Over the past few years, we’ve noticed an influx of people coming for therapy or evaluations that have undergone recent immigration experiences. Most are recent refugees forced to flee their homes, lives and loved ones due to overt persecution. Some have chosen to come to the States in order to work towards an improvement in life quality. There are significant challenges that many of these people face, and our being sensitive to these challenges can help foster a more supportive, transformational relationship during such a critical time in their lives. These sensitivities can be shared by therapists, evaluators, attorneys, medical professionals, and others looking to assist recent immigrants. What follows are ways in which I prepare for meeting with immigrant clients in order to best serve them. We generally see a lot of clients looking for an evaluation that supports their asylum or residence status, the most common example being someone who has come to the states seeking asylum due to persecution in their home country. An evaluation of their trauma symptoms and diagnosis, and resultantly the anticipated effects should they be denied asylum, can be of great benefit to the court in understanding the complexities of the case.

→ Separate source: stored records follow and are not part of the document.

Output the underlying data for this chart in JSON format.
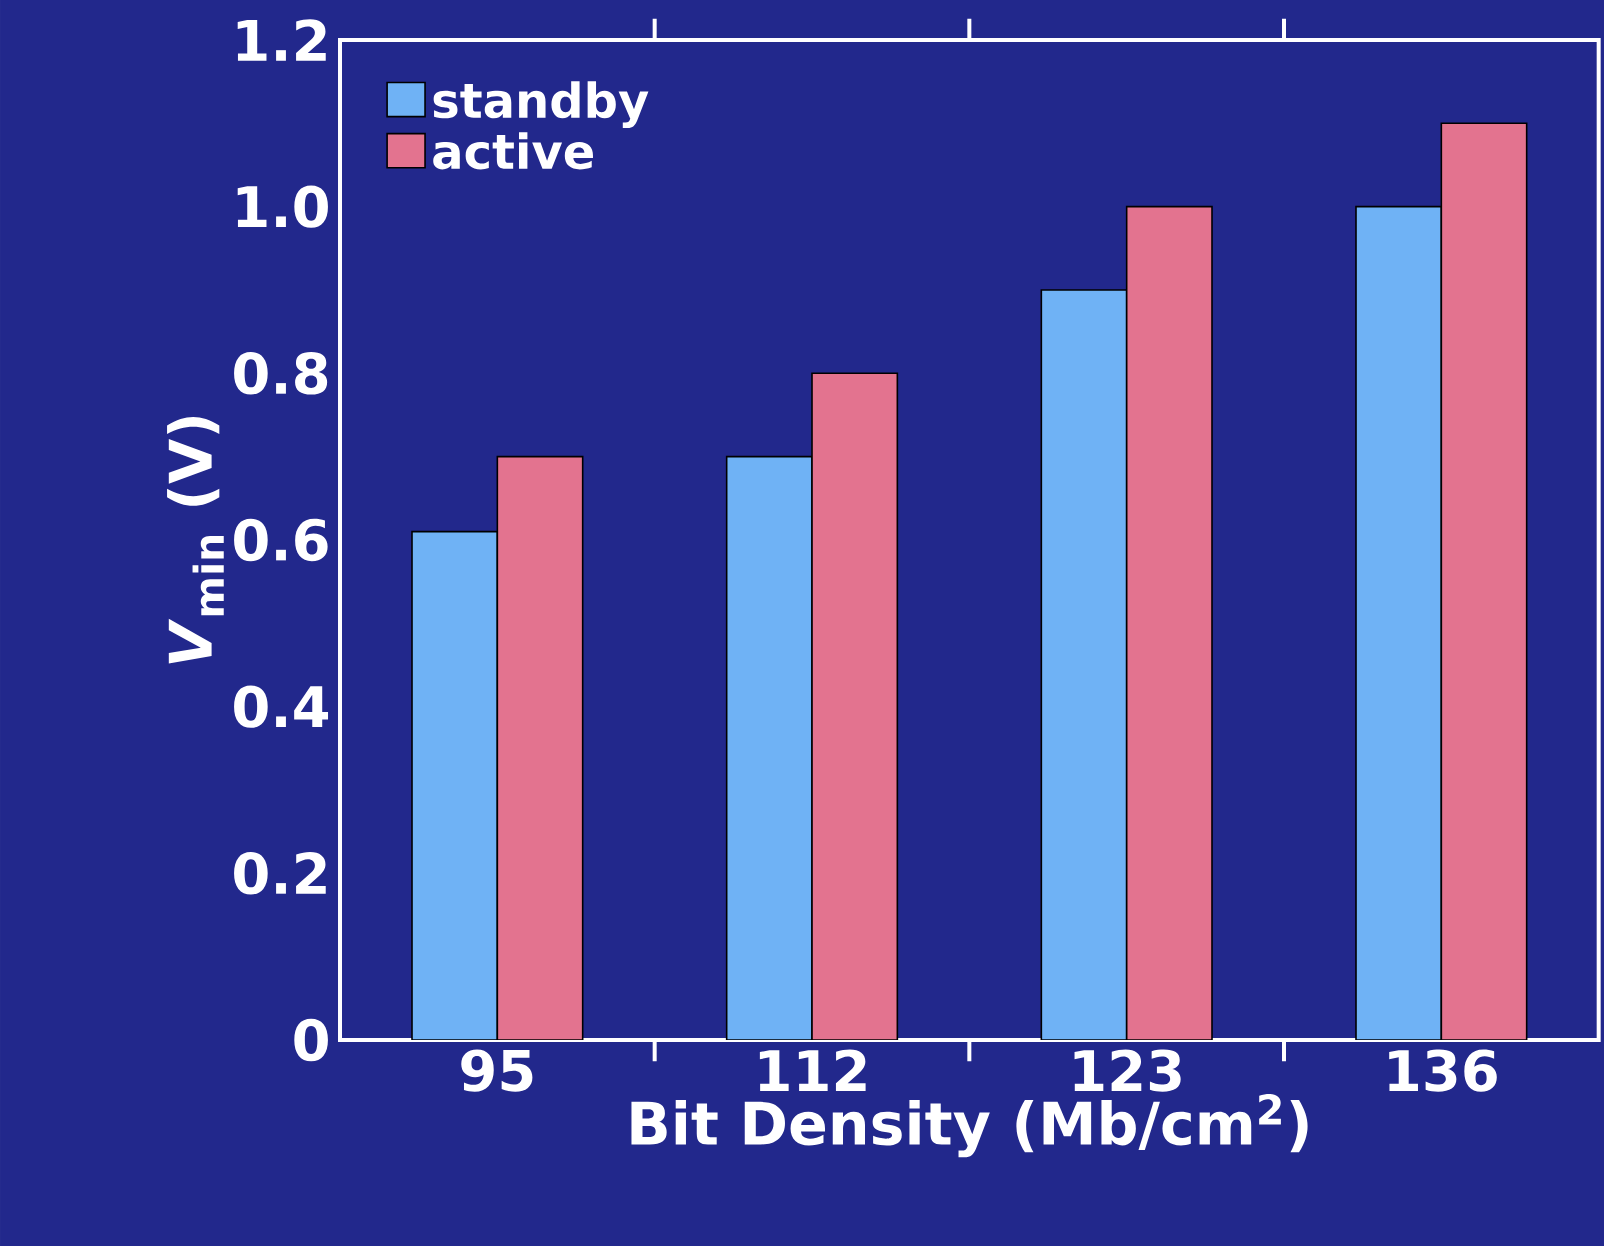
{
  "chart_data": {
    "type": "bar",
    "xlabel": "Bit Density (Mb/cm$^{2}$)",
    "ylabel": "*V*$_{min}$ (V)",
    "categories": [
      "95",
      "112",
      "123",
      "136"
    ],
    "series": [
      {
        "name": "standby",
        "color": "#6fb2f5",
        "values": [
          0.61,
          0.7,
          0.9,
          1.0
        ]
      },
      {
        "name": "active",
        "color": "#e3738f",
        "values": [
          0.7,
          0.8,
          1.0,
          1.1
        ]
      }
    ],
    "ylim": [
      0,
      1.2
    ],
    "yticks": [
      0,
      0.2,
      0.4,
      0.6,
      0.8,
      {
        "value": 1,
        "label": "1.0"
      },
      1.2
    ],
    "legend": "top left"
  }
}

Probably the most important factor in working with this population is to strive towards what I call “cultural humility,” or the sense that this person’s heritage informs their experience (and experience of me) in a way that I can’t really understand without hearing from them. This involves acknowledging that their experiences of our society and our interactions are grounded in assumptions that I likely don’t fully grasp. My intention then is to humbly acknowledge this lack of understanding, and attempt to get a sense of these assumptions through them. My hope is to be informed enough about their culture prior to the first meeting to ask the proper questions of them to get an understanding of what it might be like for them to sit with me. By exploring their assumptions about helping relationships, gender roles, vulnerability, etc., I’m more able to accurately assess where they are. This also allows me to see them as an individual rather than a stereotyped personification of their culture of origin.

Another salient issue, especially with recent refugees or those who have witnessed heinous traumas, is the effect the trauma can have in their telling of their story. Many people have come into my office too flooded with emotion to share the violence they’ve witnessed, instead deferring to loved ones or translators. My approach in these cases is to ground them in the present moment, either by having them explore their environment (i.e., “find me 3 blue things in this room”) or their breath. The best breathing technique I’ve found is the 3-6-9 breathing space in which I ask them to slowly count to 18 while inhaling for the first 3 counts, holding the air in their lungs for a count of 6, and using the final 9 counts to slowly exhale. This regulates the nervous system while giving them something to gently focus on (the counting).

I also like to encourage clients to maintain as much contact as is possible with their country of origin. There can be a tendency to want to create an artificial boundary between life here and the one they left behind as processing both the feelings of leaving behind a home country as well as thinking about cultivating a life here can be overwhelming. However, I often encourage people to maintain their network of support, even if those people are across an ocean.

Finally, I do my best to find resources for people. They may need help in finding a translator, food, a therapist who speaks their native language, transportation, etc. Helping people discover the resources potentially available to them will help them feel empowered in a situation in which they generally have very little power.

An immigration experience, especially one precipitated by persecution or trauma, is a jarring, life- and identity-altering experience. Being in a helping relationship with someone in such a critical and sensitive life period can be a powerful experience. To do so requires sensitivity, humility, and a heightened empathy towards the specific situation of the individual. This ideally fosters an environment in which I can readily and quickly provide information which will be helpful to the court.